All these English news stories have an impact on the Scottish referendum. And yet despite the historic nature of this weekend’s Scottish poll, most London-based Sunday papers were focused on a rather different threat to David Cameron’s continuing leadership. The Mail on Sunday headline read: “Panicking Tory MPs plot to do deal with Ukip – and demand Farage is made deputy prime minister.” Given his evident clout within English politics, it’s fitting that Nigel Farage will head north to campaign against Scottish independence on Friday – the day before 15,000 members of Scottish and Northern Irish Orange Order lodges and flute bands descend on Edinburgh for a No Orange March. This double whammy can only serve to accentuate the nature of some right-wing support for the Union.
There’s a second factor boosting the Yes case – Ed Miliband is a busted flush in Scotland. Within 24 hours of last week’s speech in Blantyre, Miliband was forced to deny striking a pact with Tory cronies to portray a Labour victory as inevitable and then creating a schism in the Better Together campaign by rubbing David Cameron’s nose in it a little too vigorously for party political advantage. This weekend, he capped this contradictory performance with a stark threat to introduce manned border posts if he becomes Prime Minister and Scotland backs independence which his press team promptly tried to retract. Does anyone trust this man to know his own mind or keep his word?
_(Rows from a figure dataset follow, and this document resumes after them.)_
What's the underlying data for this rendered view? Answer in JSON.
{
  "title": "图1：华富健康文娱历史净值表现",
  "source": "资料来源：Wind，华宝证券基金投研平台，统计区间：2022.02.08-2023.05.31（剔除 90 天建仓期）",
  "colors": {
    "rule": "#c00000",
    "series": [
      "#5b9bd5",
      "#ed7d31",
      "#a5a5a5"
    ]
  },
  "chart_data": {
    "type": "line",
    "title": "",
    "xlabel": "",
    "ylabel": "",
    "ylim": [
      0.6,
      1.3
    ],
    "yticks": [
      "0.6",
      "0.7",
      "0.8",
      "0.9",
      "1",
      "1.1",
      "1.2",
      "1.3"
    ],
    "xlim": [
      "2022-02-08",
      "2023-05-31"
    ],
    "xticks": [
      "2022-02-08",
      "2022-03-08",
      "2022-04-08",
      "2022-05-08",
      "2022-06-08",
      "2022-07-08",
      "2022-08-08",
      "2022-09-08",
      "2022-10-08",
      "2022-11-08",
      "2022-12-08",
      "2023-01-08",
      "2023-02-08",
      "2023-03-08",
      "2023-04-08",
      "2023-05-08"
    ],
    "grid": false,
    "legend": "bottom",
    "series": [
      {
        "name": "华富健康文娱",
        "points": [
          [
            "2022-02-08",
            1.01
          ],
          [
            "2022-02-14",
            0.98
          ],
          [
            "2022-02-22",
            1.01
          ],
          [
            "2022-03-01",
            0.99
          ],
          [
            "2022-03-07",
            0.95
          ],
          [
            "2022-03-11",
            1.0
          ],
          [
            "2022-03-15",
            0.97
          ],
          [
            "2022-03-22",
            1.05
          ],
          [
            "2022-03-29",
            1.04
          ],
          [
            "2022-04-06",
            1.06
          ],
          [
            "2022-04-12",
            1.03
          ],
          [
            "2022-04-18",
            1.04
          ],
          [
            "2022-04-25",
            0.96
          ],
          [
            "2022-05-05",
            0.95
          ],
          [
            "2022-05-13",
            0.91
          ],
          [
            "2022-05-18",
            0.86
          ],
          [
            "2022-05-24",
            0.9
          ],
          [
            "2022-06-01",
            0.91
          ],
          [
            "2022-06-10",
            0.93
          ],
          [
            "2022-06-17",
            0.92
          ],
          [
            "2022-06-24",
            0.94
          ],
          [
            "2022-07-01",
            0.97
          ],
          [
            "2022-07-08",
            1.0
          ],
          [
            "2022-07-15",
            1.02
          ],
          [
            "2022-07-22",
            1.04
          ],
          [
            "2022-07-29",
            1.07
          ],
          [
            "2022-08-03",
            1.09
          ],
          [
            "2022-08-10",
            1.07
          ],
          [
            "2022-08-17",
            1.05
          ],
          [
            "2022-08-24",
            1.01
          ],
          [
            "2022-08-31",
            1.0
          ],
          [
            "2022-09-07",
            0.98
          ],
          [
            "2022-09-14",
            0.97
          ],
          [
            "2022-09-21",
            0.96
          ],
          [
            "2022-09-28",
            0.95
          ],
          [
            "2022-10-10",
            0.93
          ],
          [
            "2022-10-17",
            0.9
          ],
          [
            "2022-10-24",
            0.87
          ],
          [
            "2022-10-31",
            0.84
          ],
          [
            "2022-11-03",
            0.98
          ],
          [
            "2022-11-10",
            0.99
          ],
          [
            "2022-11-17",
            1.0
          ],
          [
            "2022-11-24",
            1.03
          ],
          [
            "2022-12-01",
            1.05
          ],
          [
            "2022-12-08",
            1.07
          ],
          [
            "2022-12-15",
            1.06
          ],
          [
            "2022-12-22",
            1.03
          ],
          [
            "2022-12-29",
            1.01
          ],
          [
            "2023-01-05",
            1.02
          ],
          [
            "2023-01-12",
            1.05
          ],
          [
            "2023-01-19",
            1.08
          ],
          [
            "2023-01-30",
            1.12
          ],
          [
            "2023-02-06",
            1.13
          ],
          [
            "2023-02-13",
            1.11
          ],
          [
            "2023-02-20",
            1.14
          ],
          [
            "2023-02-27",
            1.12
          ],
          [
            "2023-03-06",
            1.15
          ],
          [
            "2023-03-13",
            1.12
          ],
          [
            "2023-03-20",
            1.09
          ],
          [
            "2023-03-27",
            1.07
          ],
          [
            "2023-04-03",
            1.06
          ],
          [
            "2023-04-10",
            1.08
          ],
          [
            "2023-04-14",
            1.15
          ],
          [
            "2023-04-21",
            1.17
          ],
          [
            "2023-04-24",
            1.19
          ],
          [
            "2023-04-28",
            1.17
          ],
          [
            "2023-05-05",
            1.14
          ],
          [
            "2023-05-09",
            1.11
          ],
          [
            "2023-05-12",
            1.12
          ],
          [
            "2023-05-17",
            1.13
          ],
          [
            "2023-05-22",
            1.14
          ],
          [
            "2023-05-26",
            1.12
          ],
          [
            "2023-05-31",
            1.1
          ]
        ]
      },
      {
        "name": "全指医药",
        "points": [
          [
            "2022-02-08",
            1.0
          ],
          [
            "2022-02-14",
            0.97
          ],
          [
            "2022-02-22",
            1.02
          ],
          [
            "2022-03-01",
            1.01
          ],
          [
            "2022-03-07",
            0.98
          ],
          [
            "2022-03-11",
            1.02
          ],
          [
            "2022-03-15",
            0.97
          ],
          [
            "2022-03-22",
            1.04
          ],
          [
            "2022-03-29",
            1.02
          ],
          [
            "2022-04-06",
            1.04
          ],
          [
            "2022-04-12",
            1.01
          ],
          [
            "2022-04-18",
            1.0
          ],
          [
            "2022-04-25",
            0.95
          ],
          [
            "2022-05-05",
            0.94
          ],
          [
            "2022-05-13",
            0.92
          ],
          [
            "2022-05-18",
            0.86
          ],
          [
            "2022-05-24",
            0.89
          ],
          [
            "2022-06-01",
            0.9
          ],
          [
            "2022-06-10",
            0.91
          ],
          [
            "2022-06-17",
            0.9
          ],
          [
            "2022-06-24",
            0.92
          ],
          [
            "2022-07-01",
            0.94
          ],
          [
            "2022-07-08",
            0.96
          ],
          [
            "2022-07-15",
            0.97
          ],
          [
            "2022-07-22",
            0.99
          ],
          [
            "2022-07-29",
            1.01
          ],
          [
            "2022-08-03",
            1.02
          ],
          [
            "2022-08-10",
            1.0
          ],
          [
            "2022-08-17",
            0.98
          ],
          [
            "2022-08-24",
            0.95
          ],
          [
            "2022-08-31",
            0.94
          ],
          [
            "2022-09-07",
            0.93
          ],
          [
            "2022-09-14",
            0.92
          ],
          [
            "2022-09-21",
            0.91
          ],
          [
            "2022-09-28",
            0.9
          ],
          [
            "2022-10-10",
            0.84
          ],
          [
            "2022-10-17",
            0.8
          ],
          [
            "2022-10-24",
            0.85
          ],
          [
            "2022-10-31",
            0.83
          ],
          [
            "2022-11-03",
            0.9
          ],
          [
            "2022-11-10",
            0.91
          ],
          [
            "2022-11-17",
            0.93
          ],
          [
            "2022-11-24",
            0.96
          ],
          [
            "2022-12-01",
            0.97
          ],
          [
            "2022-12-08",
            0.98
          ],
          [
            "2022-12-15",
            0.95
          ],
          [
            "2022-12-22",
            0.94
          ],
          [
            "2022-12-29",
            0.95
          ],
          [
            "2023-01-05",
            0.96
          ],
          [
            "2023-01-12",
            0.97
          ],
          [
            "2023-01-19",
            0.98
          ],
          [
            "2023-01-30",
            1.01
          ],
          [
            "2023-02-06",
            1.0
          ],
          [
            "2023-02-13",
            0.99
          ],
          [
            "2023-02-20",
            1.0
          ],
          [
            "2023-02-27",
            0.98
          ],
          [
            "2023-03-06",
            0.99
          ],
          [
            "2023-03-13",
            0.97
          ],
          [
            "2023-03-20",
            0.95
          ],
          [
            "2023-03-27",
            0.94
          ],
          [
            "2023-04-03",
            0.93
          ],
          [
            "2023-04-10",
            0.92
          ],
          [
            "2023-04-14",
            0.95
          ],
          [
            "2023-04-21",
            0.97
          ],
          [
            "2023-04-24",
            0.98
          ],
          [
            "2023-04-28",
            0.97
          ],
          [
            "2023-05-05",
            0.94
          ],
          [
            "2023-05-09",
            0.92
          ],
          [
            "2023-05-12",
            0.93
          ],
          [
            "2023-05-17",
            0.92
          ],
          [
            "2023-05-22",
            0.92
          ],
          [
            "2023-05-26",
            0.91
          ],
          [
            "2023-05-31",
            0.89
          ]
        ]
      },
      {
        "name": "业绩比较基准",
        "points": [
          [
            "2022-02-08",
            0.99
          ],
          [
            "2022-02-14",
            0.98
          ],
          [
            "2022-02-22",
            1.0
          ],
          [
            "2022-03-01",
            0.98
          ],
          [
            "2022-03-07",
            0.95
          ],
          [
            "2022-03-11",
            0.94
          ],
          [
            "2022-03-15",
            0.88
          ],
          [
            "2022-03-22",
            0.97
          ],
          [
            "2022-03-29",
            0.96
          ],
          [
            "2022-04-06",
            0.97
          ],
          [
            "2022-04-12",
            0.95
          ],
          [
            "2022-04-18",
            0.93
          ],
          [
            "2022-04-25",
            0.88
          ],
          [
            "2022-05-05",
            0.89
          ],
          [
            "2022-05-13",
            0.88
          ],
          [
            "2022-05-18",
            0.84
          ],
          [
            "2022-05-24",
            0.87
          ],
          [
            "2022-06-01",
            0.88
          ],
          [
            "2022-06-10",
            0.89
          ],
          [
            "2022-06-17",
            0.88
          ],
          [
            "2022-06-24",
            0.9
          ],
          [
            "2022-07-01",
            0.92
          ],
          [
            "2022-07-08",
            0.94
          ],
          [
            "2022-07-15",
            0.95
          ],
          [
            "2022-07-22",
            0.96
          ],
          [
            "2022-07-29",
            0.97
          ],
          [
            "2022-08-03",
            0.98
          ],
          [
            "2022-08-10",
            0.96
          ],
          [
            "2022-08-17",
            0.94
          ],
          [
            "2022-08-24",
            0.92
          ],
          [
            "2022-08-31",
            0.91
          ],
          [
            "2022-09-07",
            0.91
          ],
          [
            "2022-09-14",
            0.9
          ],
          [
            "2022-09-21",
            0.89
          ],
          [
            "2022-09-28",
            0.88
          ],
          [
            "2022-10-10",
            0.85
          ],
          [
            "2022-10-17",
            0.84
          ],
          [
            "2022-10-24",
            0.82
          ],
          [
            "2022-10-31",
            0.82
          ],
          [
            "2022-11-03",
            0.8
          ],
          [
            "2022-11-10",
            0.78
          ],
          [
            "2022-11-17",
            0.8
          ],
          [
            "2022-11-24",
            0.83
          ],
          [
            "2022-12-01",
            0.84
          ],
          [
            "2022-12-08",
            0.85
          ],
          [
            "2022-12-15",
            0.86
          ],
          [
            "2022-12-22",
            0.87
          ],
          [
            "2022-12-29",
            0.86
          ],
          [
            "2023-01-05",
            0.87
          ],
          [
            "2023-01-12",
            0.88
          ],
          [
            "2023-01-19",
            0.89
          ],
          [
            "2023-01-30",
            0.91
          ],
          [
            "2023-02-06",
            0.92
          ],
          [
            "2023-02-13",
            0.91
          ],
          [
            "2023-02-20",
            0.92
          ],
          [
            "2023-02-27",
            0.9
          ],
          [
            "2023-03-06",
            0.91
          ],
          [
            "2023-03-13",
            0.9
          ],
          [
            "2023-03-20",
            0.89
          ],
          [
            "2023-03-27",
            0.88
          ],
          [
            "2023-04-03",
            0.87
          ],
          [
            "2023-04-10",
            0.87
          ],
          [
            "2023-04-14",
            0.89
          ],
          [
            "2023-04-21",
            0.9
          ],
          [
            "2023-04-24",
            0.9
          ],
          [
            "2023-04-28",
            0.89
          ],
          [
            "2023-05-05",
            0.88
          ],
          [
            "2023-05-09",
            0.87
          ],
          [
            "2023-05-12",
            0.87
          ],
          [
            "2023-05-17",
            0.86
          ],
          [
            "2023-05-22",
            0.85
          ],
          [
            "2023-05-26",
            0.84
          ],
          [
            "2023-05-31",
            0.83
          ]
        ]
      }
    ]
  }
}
Thirdly, Better Together have fewer enthusiastic supporters on the ground and still believe stale authority figures, re-heated promises and a few scare stories will win the day. Prezza (former deputy Prime Minister John Prescott) and Carwyn Jones (the Welsh First Minister who vetoed a shared currency) are heading north to woo Labour voters this week. If David Bowie and JK Rowling couldn’t manage, it’s hard to see how this lack-lustre combination can succeed.
Meanwhile at the grassroots, Better Together seem wobbly. The No organisation pulled out of two local debates in Sutherland – though a prominent individual No campaigner has gamely stepped in to the Portgower event tonight. But undecided voters report that No activists seem reluctant to talk through issues and tend to rely on the same wooden slogans despite voter enthusiasm for deeper discussion and more wholehearted engagement.
So there are reasons for Yes campaigners to be hopeful – but they won’t alter our plans or outlook in the final days of this long campaign.
Those of us supporting a “hopeless” cause have never been in it for the glowing poll results – we’ve been in it because independence feels right.
So while 51 per cent is a great poll result, we’re keeping our workload high, our efforts local and our eyes on the prize.